530 mL solution 10% HCl has been spilt onto the bench. It cannot be diluted or washed away. How much of the granular NaOH from the container seen in a must be used to neutralise the acid? [Using NaOH: MM = 40 g/mol]
1. I have NaOH + HCl --> NaCl + H2O.
10% HCI in a 530ml solution equals to 53grams/molar mass. Therefore 53 g/mol divided by 40g/mol Naoh = 1.325g/mol of NaOH to neutralise the HCL as 1.325g/mol x 40mm of NaOH equals 53g and therefore will neutralise the HCL (53g/mm) as HCI and NaOH have a 1.1 mole ratio.

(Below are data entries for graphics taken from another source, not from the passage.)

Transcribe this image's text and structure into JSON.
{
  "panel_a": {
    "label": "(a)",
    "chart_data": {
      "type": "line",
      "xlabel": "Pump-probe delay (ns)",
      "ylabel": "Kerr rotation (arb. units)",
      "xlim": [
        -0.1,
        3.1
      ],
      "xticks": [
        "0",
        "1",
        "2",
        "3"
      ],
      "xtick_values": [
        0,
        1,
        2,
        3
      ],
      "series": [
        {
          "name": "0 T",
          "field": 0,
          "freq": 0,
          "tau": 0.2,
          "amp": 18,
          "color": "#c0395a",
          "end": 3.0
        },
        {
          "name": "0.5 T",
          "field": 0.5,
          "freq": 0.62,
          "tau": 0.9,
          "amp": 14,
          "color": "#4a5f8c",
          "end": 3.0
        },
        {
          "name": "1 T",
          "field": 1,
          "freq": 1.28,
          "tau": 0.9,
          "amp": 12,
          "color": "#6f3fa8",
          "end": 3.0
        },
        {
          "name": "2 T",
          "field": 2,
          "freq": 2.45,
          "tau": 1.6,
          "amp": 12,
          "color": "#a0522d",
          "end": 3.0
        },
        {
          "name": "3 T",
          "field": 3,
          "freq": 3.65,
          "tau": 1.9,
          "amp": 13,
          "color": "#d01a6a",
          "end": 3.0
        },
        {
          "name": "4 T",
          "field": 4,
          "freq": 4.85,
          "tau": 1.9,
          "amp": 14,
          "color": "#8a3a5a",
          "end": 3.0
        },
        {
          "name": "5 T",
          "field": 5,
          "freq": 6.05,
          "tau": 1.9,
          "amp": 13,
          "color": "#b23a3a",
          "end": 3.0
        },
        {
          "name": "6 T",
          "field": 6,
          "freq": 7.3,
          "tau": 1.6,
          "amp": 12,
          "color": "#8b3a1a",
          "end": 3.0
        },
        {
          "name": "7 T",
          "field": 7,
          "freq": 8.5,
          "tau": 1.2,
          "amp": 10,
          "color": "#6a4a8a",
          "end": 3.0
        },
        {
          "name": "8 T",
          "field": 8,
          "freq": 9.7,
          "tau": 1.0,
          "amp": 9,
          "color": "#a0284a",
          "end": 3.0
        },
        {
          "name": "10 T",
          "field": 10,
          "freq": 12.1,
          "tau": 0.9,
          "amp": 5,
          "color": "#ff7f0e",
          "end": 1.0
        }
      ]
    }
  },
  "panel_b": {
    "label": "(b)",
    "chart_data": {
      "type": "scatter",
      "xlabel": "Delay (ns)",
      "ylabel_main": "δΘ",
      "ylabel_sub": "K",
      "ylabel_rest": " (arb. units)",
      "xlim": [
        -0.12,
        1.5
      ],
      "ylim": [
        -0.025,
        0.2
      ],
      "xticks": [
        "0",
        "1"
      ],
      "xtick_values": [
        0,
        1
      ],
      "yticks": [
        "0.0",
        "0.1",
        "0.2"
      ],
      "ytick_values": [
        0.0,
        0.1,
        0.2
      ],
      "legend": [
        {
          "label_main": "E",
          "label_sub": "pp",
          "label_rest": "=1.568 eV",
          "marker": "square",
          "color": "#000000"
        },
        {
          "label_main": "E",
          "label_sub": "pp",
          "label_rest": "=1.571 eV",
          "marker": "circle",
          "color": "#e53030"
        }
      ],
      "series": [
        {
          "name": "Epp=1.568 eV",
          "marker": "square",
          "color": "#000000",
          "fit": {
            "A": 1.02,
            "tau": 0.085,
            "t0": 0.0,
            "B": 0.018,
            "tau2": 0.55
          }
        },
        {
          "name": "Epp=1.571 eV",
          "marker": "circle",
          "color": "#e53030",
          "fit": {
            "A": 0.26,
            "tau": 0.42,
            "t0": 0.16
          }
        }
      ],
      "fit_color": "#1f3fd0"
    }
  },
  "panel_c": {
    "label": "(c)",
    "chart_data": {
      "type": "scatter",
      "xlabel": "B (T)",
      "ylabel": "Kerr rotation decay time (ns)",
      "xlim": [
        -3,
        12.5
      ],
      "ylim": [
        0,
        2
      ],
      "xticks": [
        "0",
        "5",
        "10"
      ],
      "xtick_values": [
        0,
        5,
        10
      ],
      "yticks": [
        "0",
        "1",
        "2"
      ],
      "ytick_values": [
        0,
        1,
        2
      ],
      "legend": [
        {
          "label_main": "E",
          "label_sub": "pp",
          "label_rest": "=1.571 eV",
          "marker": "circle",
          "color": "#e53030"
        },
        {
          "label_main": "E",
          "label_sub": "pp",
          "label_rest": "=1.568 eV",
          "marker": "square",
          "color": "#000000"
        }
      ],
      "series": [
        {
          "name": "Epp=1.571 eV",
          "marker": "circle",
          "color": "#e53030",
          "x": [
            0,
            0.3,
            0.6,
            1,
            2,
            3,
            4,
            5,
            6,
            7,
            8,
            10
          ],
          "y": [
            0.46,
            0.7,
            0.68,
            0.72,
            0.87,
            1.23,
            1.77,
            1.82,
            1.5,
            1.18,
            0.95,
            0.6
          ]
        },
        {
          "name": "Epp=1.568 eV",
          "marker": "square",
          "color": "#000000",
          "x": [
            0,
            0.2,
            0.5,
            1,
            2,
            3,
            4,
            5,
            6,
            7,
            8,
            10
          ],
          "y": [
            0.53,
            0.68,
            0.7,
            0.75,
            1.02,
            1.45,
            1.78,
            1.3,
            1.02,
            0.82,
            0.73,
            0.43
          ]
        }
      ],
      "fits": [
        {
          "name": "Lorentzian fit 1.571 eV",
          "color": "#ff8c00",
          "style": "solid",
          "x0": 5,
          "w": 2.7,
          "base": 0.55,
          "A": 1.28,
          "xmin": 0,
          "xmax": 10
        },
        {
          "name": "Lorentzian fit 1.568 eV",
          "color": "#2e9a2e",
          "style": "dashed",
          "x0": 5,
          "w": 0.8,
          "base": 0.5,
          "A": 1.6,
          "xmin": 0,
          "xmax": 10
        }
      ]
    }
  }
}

Is this correct if not how do I convert it to grams?
thankyou guys.
No it isn't. Go back and look at that work I did for you last night. You have smatterings right but you've incorrectly interpreted what I wrote in several places.
mols HCl = 53/36.5 = ?
mols NaOH = same as mols HCl because of the 1:1 ratio.
g NaOH = mols NaOH x molar mass NaOH.
The 1.325 is not right either. You have 53 g HCl and not 53 g/mol.
To calculate how much NaOH is needed to neutralize the HCl, you can follow the steps below:
1. Determine the amount of HCl in the 530 mL solution. Since the solution is 10% HCl, you can multiply the volume (530 mL) by the concentration (10%) to find the amount in grams:
530 mL * 10% = 53 grams of HCl
2. Convert the grams of HCl to moles. To do this, divide by the molar mass of HCl:
53 grams / 36.5 g/mol = 1.45 moles of HCl
3. Calculate the moles of NaOH needed to neutralize the HCl. Since the balanced equation between NaOH and HCl is 1:1, the moles of NaOH needed will also be 1.45 moles.
4. Finally, convert the moles of NaOH to grams by multiplying by the molar mass of NaOH:
1.45 moles * 40 g/mol = 58 grams of NaOH
Therefore, approximately 58 grams of NaOH from container A must be used to neutralize the spilled HCl solution on the bench.